La Gazette de France annonça que M. le Duc de Chartres était tombé de cheval et que sa tête avait porté sur la barrière de son manége. Le Duc de Fronsac en fut quitte pour se tenir dans son lit avec ses rideaux et les volets fermés, sans rien changer à ses habitudes. Je fis dire à ma porte que M. votre père était allé voir le diable et qu’il ne s’en était pas bien trouvé, ce qui m’affligeait et m’étonnait médiocrement. Enfin le Duc de Lauzun ne fit rien dire et ne dit rien du tout, quoiqu’il allât partout comme à l’ordinaire ; et quand M. le Dauphin voulait le questionner sur le bras qu’il avait en écharpe et les marques noires qu’il avait à la figure, il répondait à M. le Dauphin : — Qu’est-ce que cela vous fait ? ce qui lui servait parfaitement à détourner l’attention, tant on avait à parler sur la prodigieuse étrangeté d’une pareille réplique[1].

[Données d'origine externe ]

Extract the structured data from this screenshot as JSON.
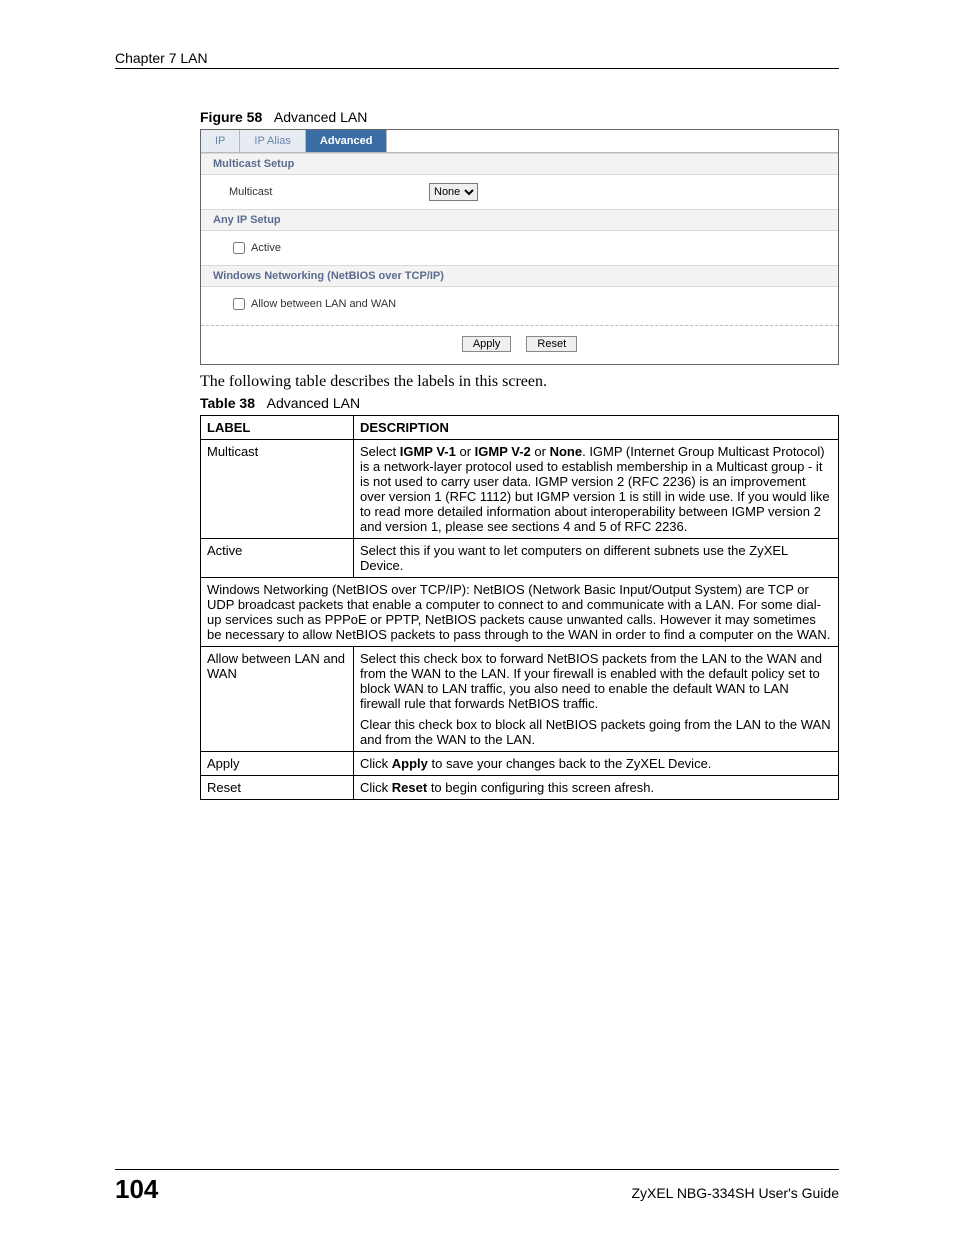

Il m’appelait sa tante, à cause de son mariage avec ma nièce de Boufflers, laquelle était la petite-fille de votre tante de Luxembourg (née de Villeroy). Je vous explique ceci pour l’intelligence de vos listes de parens ; car, au bout de quelques généra-

  1. Armand Louis de Gontaut, Duc de Biron, et d’abord de Lauzun. Il avait eu la coupable faiblesse de se ranger sous les drapeaux du parti révolutionnaire, qui l’a fait condamner à mort et supplicier en 1793.